Signal of Policy Shift

This decision signals a measured pivot from tight monetary policy to cautious easing, bridging the priorities of inflation control and growth support. Market participants may interpret this as the beginning of a gradual cycle of rate adjustments if inflation continues to trend downward.

Macro Stability Considerations

Despite easing the benchmark rate, the CBN’s decision to maintain other policy levers — such as CRR and liquidity ratios — reflects continued vigilance. These safeguards limit potential destabilising liquidity flows that could reignite inflation or stress the financial system.

Broader Context: Nigeria’s Monetary Policy Path

Prior to this meeting, the CBN had held the MPR steady at 27% at its 303rd MPC meeting late in 2025, reflecting caution amid mixed economic indicators and global uncertainties. The reduction to 26.5% now represents the lowest rate since May 2024 and the first explicit rate cut in this policy cycle.
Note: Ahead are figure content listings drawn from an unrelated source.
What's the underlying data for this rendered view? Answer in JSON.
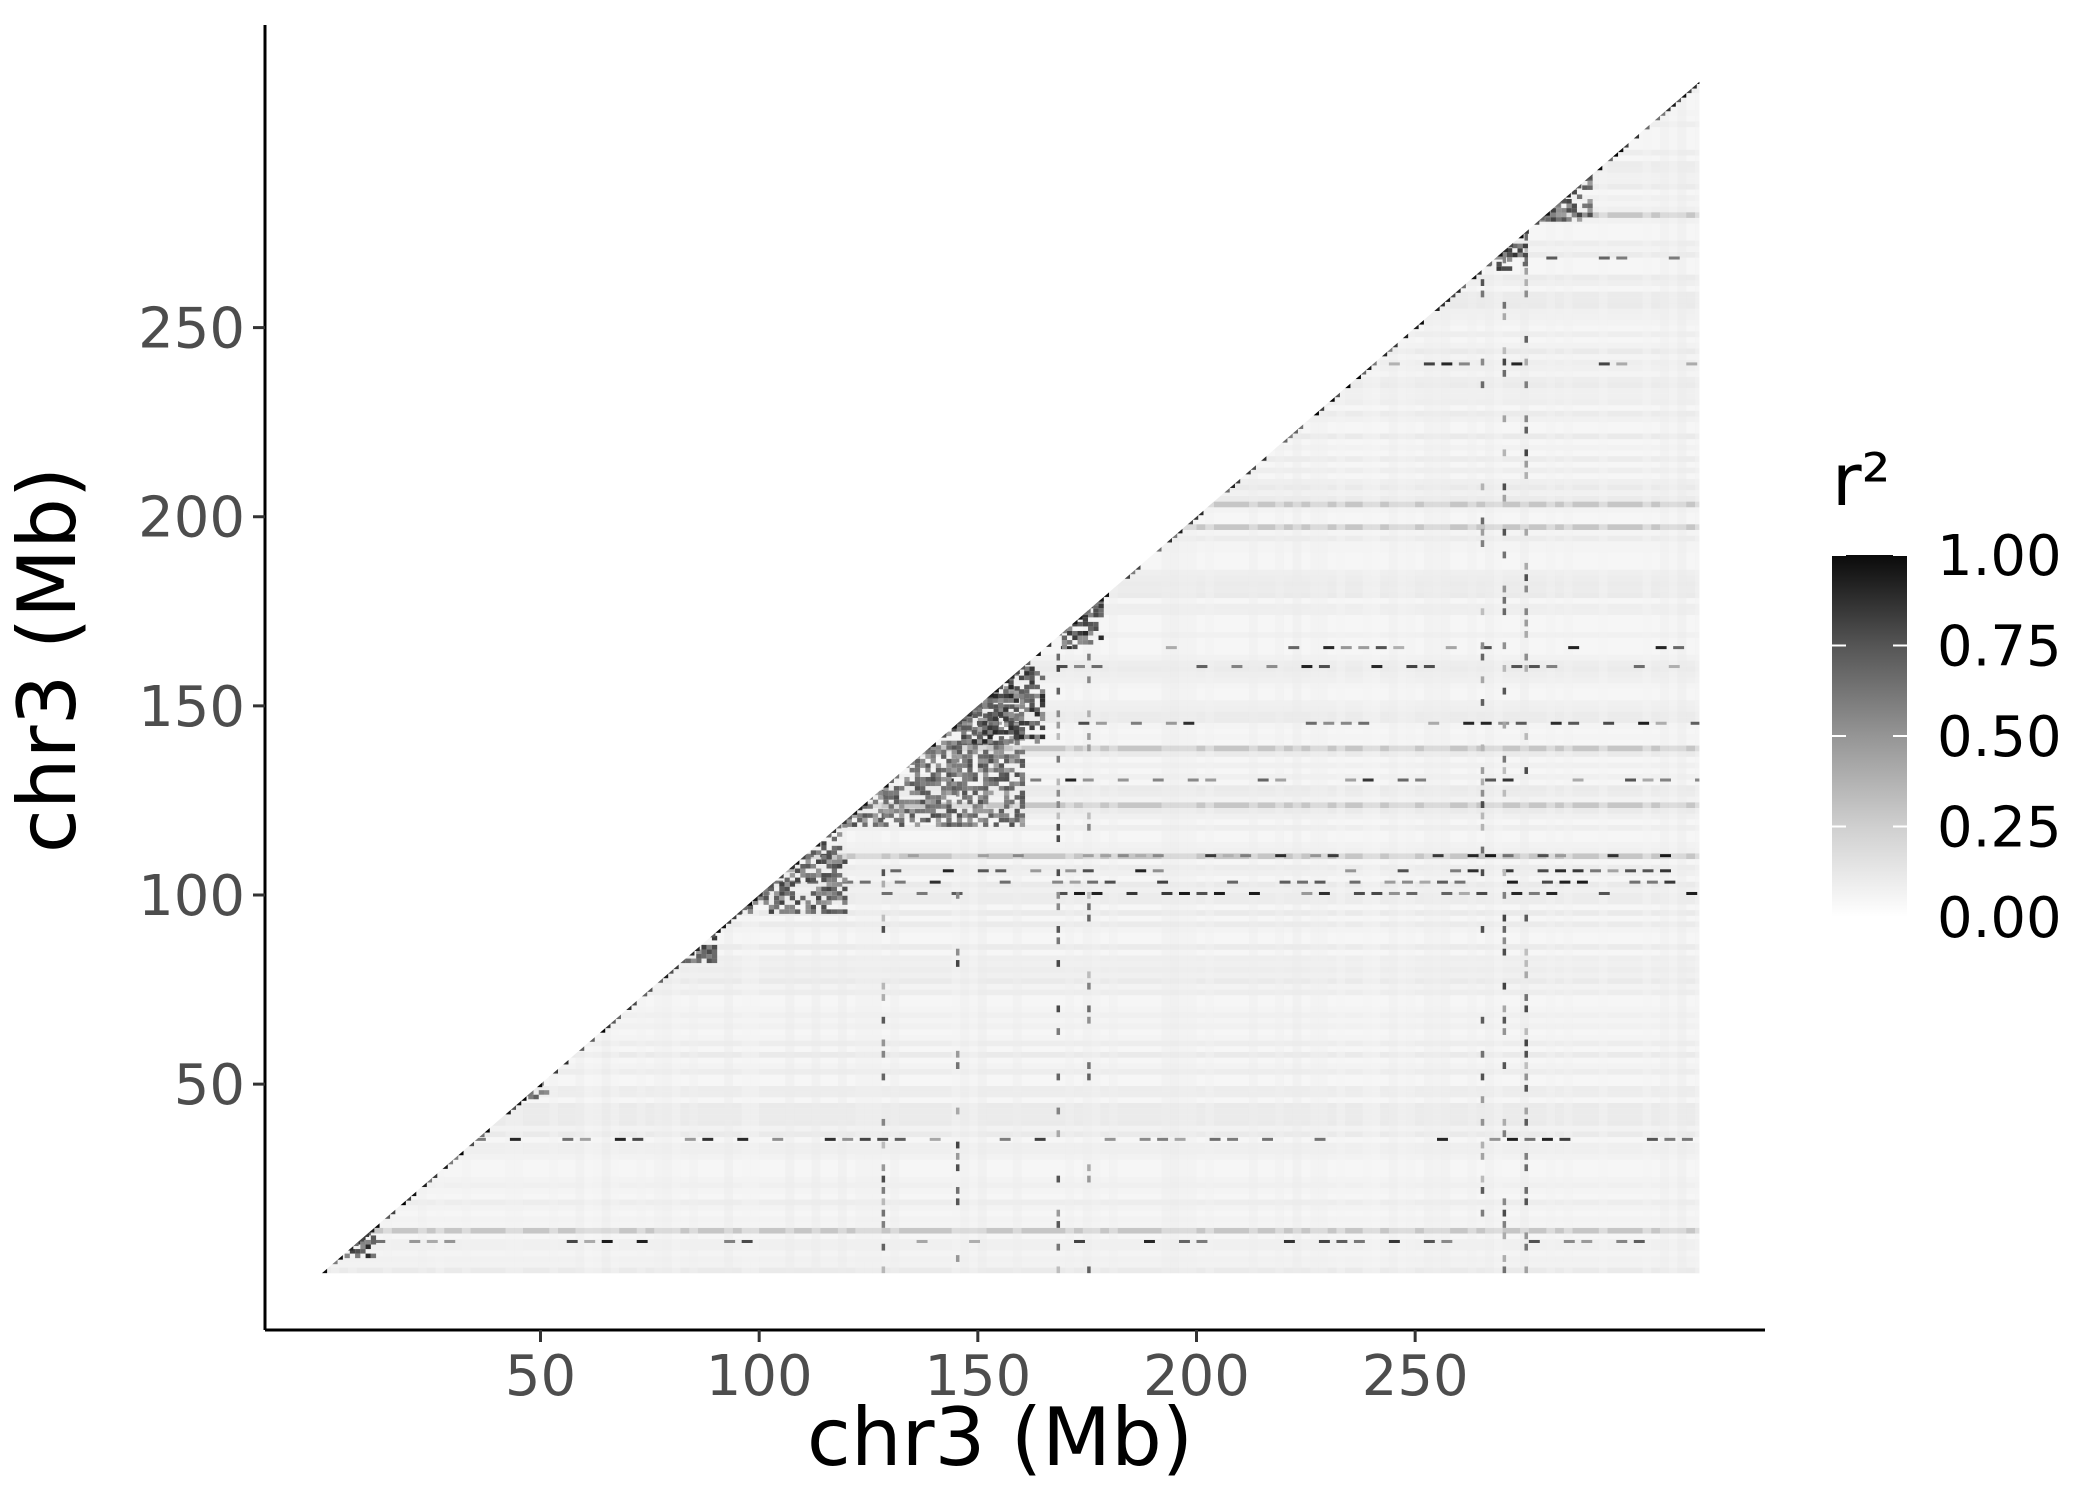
{
  "chart_data": {
    "type": "heatmap",
    "subtype": "LD triangle (upper-left triangle, y >= x)",
    "title": "",
    "xlabel": "chr3 (Mb)",
    "ylabel": "chr3 (Mb)",
    "xlim": [
      -13,
      330
    ],
    "ylim": [
      -15,
      330
    ],
    "x_ticks": [
      50,
      100,
      150,
      200,
      250
    ],
    "x_tick_labels": [
      "50",
      "100",
      "150",
      "200",
      "250"
    ],
    "y_ticks": [
      50,
      100,
      150,
      200,
      250
    ],
    "y_tick_labels": [
      "50",
      "100",
      "150",
      "200",
      "250"
    ],
    "data_extent_mb": [
      0,
      315
    ],
    "grid": false,
    "colorscale": {
      "name": "r²",
      "low_color": "#ffffff",
      "high_color": "#000000",
      "min": 0,
      "max": 1,
      "breaks": [
        0,
        0.25,
        0.5,
        0.75,
        1
      ],
      "break_labels": [
        "0.00",
        "0.25",
        "0.50",
        "0.75",
        "1.00"
      ]
    },
    "legend_position": "right",
    "ld_blocks": [
      {
        "x": [
          4,
          12
        ],
        "y": [
          4,
          14
        ],
        "r2": 0.85
      },
      {
        "x": [
          46,
          52
        ],
        "y": [
          46,
          54
        ],
        "r2": 0.8
      },
      {
        "x": [
          82,
          90
        ],
        "y": [
          82,
          92
        ],
        "r2": 0.8
      },
      {
        "x": [
          95,
          120
        ],
        "y": [
          95,
          118
        ],
        "r2": 0.75
      },
      {
        "x": [
          120,
          160
        ],
        "y": [
          118,
          155
        ],
        "r2": 0.7
      },
      {
        "x": [
          145,
          165
        ],
        "y": [
          140,
          160
        ],
        "r2": 0.85
      },
      {
        "x": [
          168,
          178
        ],
        "y": [
          165,
          178
        ],
        "r2": 0.85
      },
      {
        "x": [
          265,
          275
        ],
        "y": [
          265,
          272
        ],
        "r2": 0.8
      },
      {
        "x": [
          275,
          290
        ],
        "y": [
          278,
          292
        ],
        "r2": 0.75
      }
    ],
    "dark_bands_y": [
      8,
      35,
      100,
      103,
      106,
      110,
      130,
      145,
      160,
      165,
      240,
      268
    ],
    "dark_bands_x": [
      128,
      145,
      168,
      175,
      265,
      270,
      275
    ]
  }
}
Analysts have noted the tightening cycle — which saw elevated benchmark rates to stem inflation and defend the currency — has been effective in slowing inflation but also constrained credit growth and investment. As inflation moderates, the CBN appears prepared to balance these objectives with measured easing.

What Comes Next?

Questions remain on whether this rate cut will be followed by more aggressive easing moves later in 2026. Much will depend on future inflation readings, exchange rate developments, and output growth indicators.

Market observers are watching the trajectory of price pressures, liquidity conditions, and fiscal dynamics to gauge whether the MPC continues on this path.

In summary, the CBN’s decision to trim the MPR to 26.5% at the 304th MPC meeting reflects a carefully calibrated monetary policy shift, balancing ongoing inflation moderation with the need to support economic activity.